History Of Exquisite Textiles From India
Hand woven and hand loomed silk, wool, and cotton from India with metallic threads and incredible artistry, demonstrates some of the most beautiful textiles in the world. The following excerpt from the Indian Textile History gives us an idea how rich and interwoven the history of textiles has been throughout India and the rest of the world:
“There is archaeological evidence of a cotton textile industry at Mohenjo-Daro in the IndusValley around 3000 B.C., and a few fragments survive from much later periods. Most of the extant textiles are dated after the seventeenth century, because the monsoon climate has been very destructive to early specimens. The Greeks with Alexander the Great wrote of the fine flowered muslins and robes embroidered in gold they had seen in India. They may also have seen the cotton fiber that grew on trees.”
“Marco Polo left detailed accounts of the people and industries of the coastal regions of India in the late thirteenth century. He mentioned seeing on the Coromandel Coast the finest and most beautiful cloth in all the world-buckrams like the tissues of spider webs, and he observed dyeing with indigo in the great textile center of Cambay and spinning of cotton in Gujarat.”
The maxi skirt in this post is a sample of antique Indian textile art. It is all cotton embellished with a variety of needlework patterns and images. The lining has some quilted patterns as well. I am not sure of the age, but from having experience with other vintage and antique textiles, I am guessing it is seventy-five to a hundred years old.
More info from the Indian Textile History to explain some of the techniques they use:
“Embroidery is important in India and there are many regional styles. Sometimes it is the work of village women; other times it is done by male professionals. There is a vast difference between the work that reaches western markets and the fine embroidery, important for its symbolism, that was made for the courts and temples of old India.

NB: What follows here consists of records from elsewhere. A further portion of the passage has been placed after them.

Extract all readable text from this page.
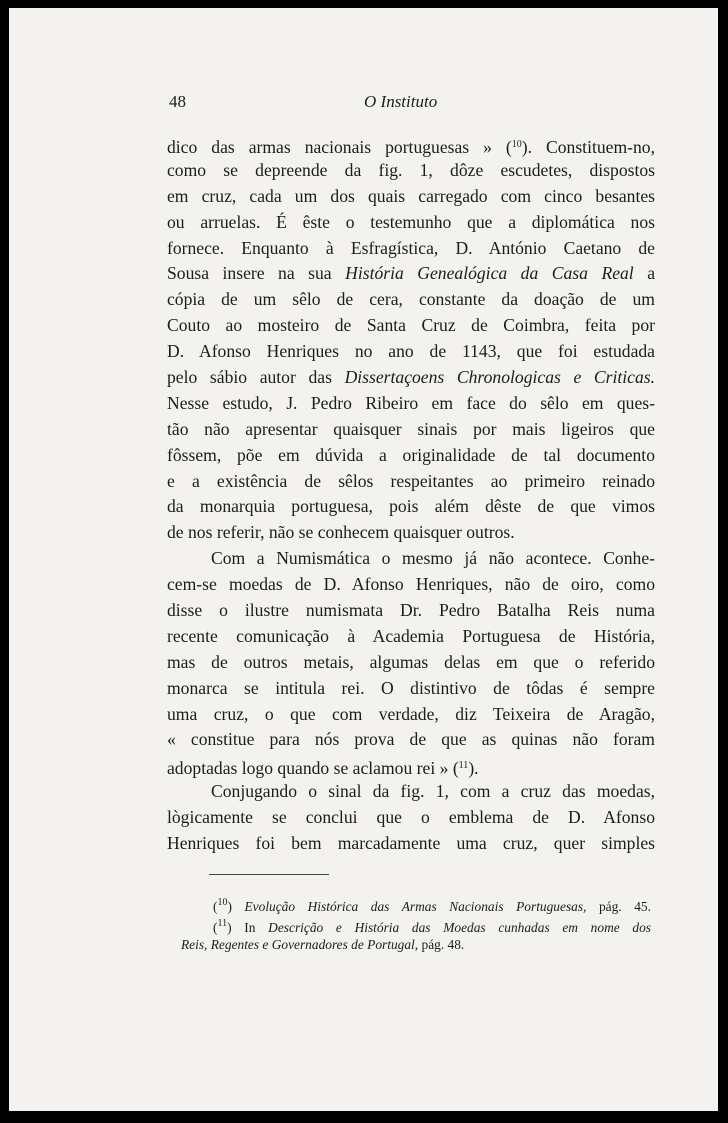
48	O Instituto
dico das armas nacionais portuguesas » ($^{10}$). Constituem-no,
como se depreende da fig. 1, dôze escudetes, dispostos
em cruz, cada um dos quais carregado com cinco besantes
ou arruelas. É êste o testemunho que a diplomática nos
fornece. Enquanto à Esfragística, D. António Caetano de
Sousa insere na sua História Genealógica da Casa Real a
cópia de um sêlo de cera, constante da doação de um
Couto ao mosteiro de Santa Cruz de Coimbra, feita por
D. Afonso Henriques no ano de 1143, que foi estudada
pelo sábio autor das Dissertaçoens Chronologicas e Criticas.
Nesse estudo, J. Pedro Ribeiro em face do sêlo em ques-
tão não apresentar quaisquer sinais por mais ligeiros que
fôssem, põe em dúvida a originalidade de tal documento
e a existência de sêlos respeitantes ao primeiro reinado
da monarquia portuguesa, pois além dêste de que vimos
de nos referir, não se conhecem quaisquer outros.
Com a Numismática o mesmo já não acontece. Conhe-
cem-se moedas de D. Afonso Henriques, não de oiro, como
disse o ilustre numismata Dr. Pedro Batalha Reis numa
recente comunicação à Academia Portuguesa de História,
mas de outros metais, algumas delas em que o referido
monarca se intitula rei. O distintivo de tôdas é sempre
uma cruz, o que com verdade, diz Teixeira de Aragão,
« constitue para nós prova de que as quinas não foram
adoptadas logo quando se aclamou rei » ($^{11}$).
Conjugando o sinal da fig. 1, com a cruz das moedas,
lògicamente se conclui que o emblema de D. Afonso
Henriques foi bem marcadamente uma cruz, quer simples
($^{10}$) Evolução Histórica das Armas Nacionais Portuguesas, pág. 45.
($^{11}$) In Descrição e História das Moedas cunhadas em nome dos
Reis, Regentes e Governadores de Portugal, pág. 48.
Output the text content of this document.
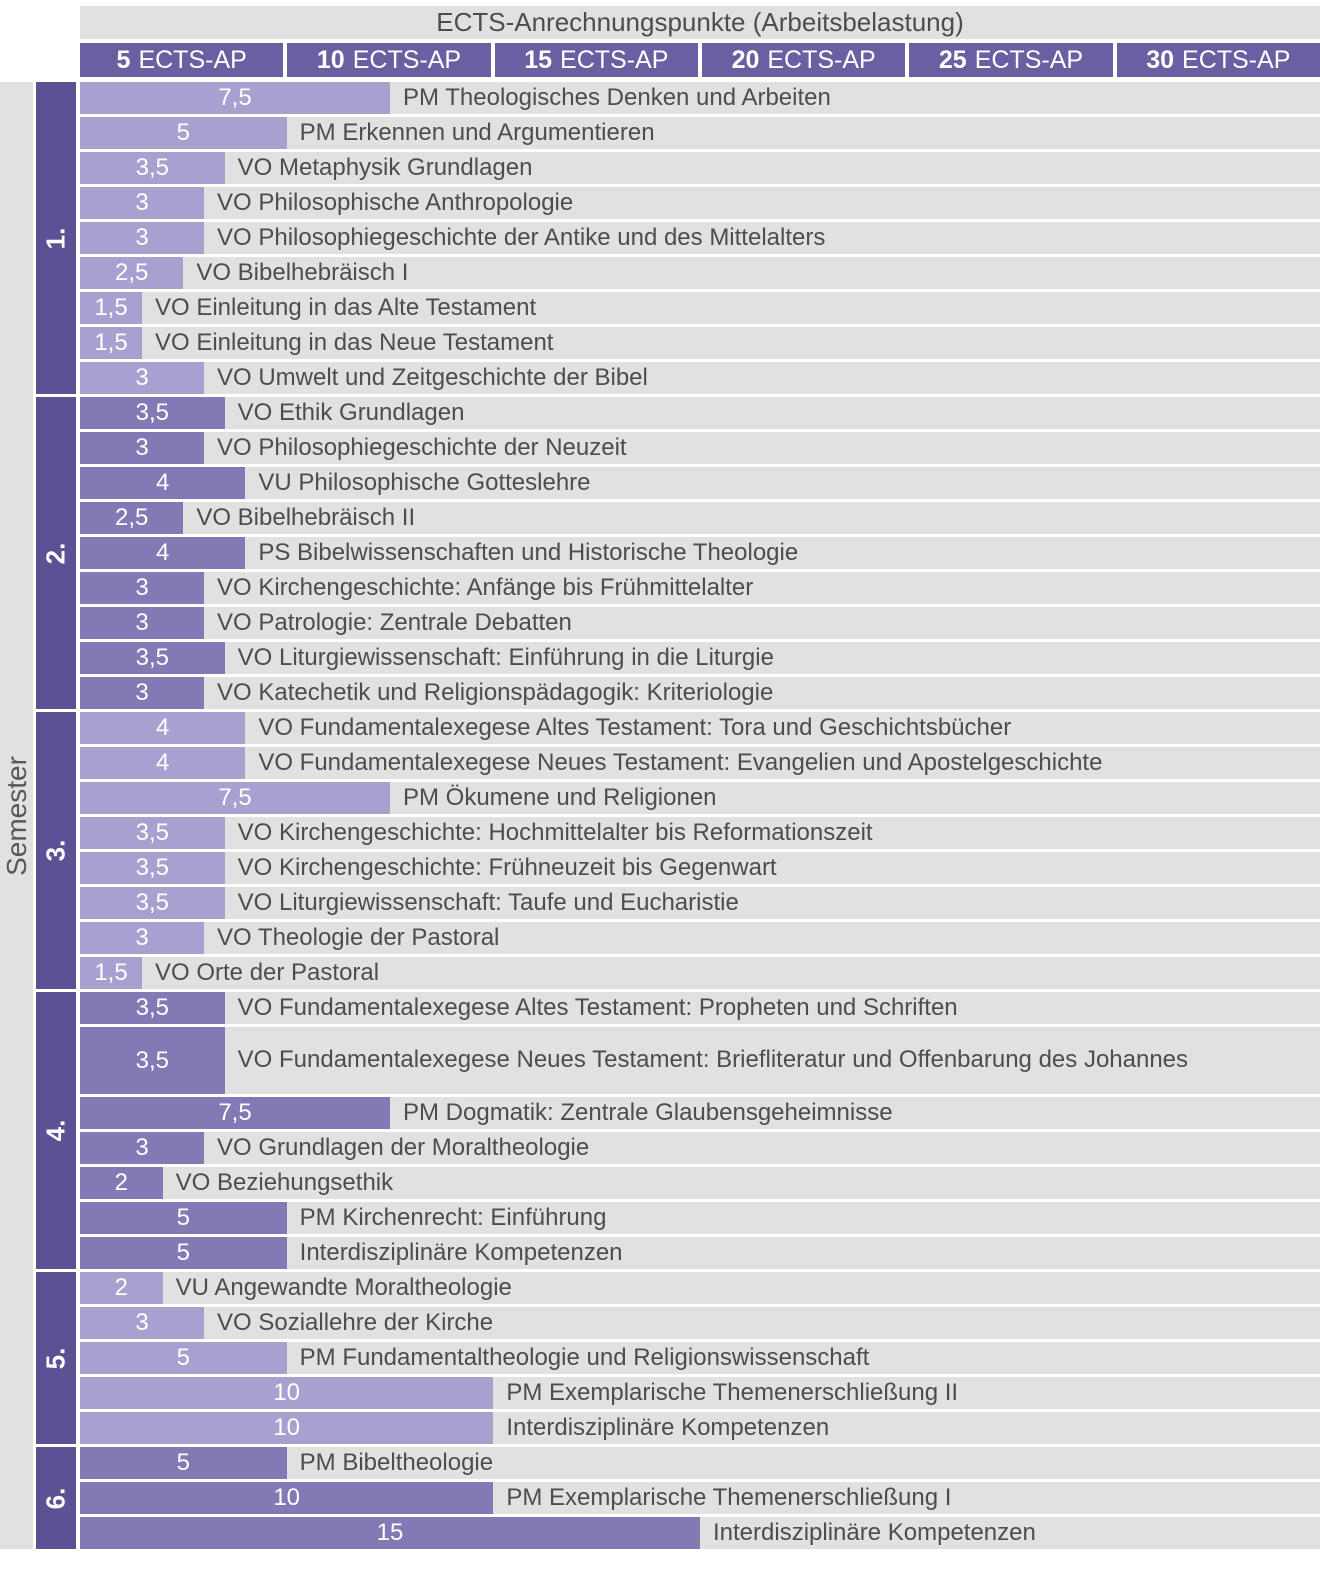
ECTS-Anrechnungspunkte (Arbeitsbelastung)
5 ECTS-AP	10 ECTS-AP	15 ECTS-AP	20 ECTS-AP	25 ECTS-AP	30 ECTS-AP
Semester
1.
7,5	PM Theologisches Denken und Arbeiten
5	PM Erkennen und Argumentieren
3,5	VO Metaphysik Grundlagen
3	VO Philosophische Anthropologie
3	VO Philosophiegeschichte der Antike und des Mittelalters
2,5 VO Bibelhebräisch I
1,5 VO Einleitung in das Alte Testament
1,5 VO Einleitung in das Neue Testament
3	VO Umwelt und Zeitgeschichte der Bibel
2.
3,5	VO Ethik Grundlagen
3	VO Philosophiegeschichte der Neuzeit
4	VU Philosophische Gotteslehre
2,5 VO Bibelhebräisch II
4	PS Bibelwissenschaften und Historische Theologie
3	VO Kirchengeschichte: Anfänge bis Frühmittelalter
3	VO Patrologie: Zentrale Debatten
3,5	VO Liturgiewissenschaft: Einführung in die Liturgie
3	VO Katechetik und Religionspädagogik: Kriteriologie
3.
4	VO Fundamentalexegese Altes Testament: Tora und Geschichtsbücher
4	VO Fundamentalexegese Neues Testament: Evangelien und Apostelgeschichte
7,5	PM Ökumene und Religionen
3,5	VO Kirchengeschichte: Hochmittelalter bis Reformationszeit
3,5	VO Kirchengeschichte: Frühneuzeit bis Gegenwart
3,5	VO Liturgiewissenschaft: Taufe und Eucharistie
3	VO Theologie der Pastoral
1,5 VO Orte der Pastoral
4.
3,5	VO Fundamentalexegese Altes Testament: Propheten und Schriften
3,5	VO Fundamentalexegese Neues Testament: Briefliteratur und Offenbarung des Johannes
7,5	PM Dogmatik: Zentrale Glaubensgeheimnisse
3	VO Grundlagen der Moraltheologie
2 VO Beziehungsethik
5	PM Kirchenrecht: Einführung
5	Interdisziplinäre Kompetenzen
5.
2 VU Angewandte Moraltheologie
3	VO Soziallehre der Kirche
5	PM Fundamentaltheologie und Religionswissenschaft
10	PM Exemplarische Themenerschließung II
10	Interdisziplinäre Kompetenzen
6.
5	PM Bibeltheologie
10	PM Exemplarische Themenerschließung I
15	Interdisziplinäre Kompetenzen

Phulkari (flower work) is a specialty of Punjab embroiderers. Bright-colored floss silk is worked on cotton with a darning stitch (Plate 50). Phulkari is sometimes combined with the mirror work that originated when blue and green beetle backs were sewn onto wedding garments of the hill tribes of southern India. Orthodox Hindus disapproved the practice and so pieces of mica were substituted. Eventually the mica was replaced by bits of glass or mirrors.
A type of chain stitch is worked with a hook in Gujarat to make birds, animals, humans, and flowers in bold colors. In the valley of the Ganges plant designs are worked in white on soft fabrics using satin stitch, and near Bombay running stitches make delightful animal figures on loosely woven cotton. The cross stitch is popular all across India.”
The shawls of Kashmir exhibit some of the most beautiful needlework and artistry of all time. By the beginning of the nineteenth century the shawls were in high demand world-wide, and their creation involved several different specialties. The wool is combed from the underside of Tibetan and Central Asian goats that are raised in Kashmir. This type of cashmere wool is known to be the softest and warmest wool in the world. Once the wool was gathered, the warp maker was tasked with cutting the yarn into lengths.
Once the yarn was ready, the warp threader prepared the loom. The pattern designer created the design in black and white to begin with. The colourist made the decisions on the colours and thread count, which was written down in a form of shorthand.
The weavers wound the yarn on many different bobbins, taking several days to complete. After weaving, the shawl was turned over to the cleaner who cut loose threads and touched up the needlework.
“Kashmir shawl designs were mostly floral until the middle of the eighteenth century, when they began to take on the characteristic cone arrangements. Cones were rather short and fat until the 1830s, when they became elongated with slender tips. By the 1850s they were almost abstract scrolls. Many shawl designs originated in Europe, and at one time Frenchmen went to Kashmir with the purpose of improving the patterns.
“Famine struck Kashmir periodically, but never devastated the weavers as completely as in the 1870s when the Franco-Prussian War closed the French market and the fashion for Kashmir shawls died.”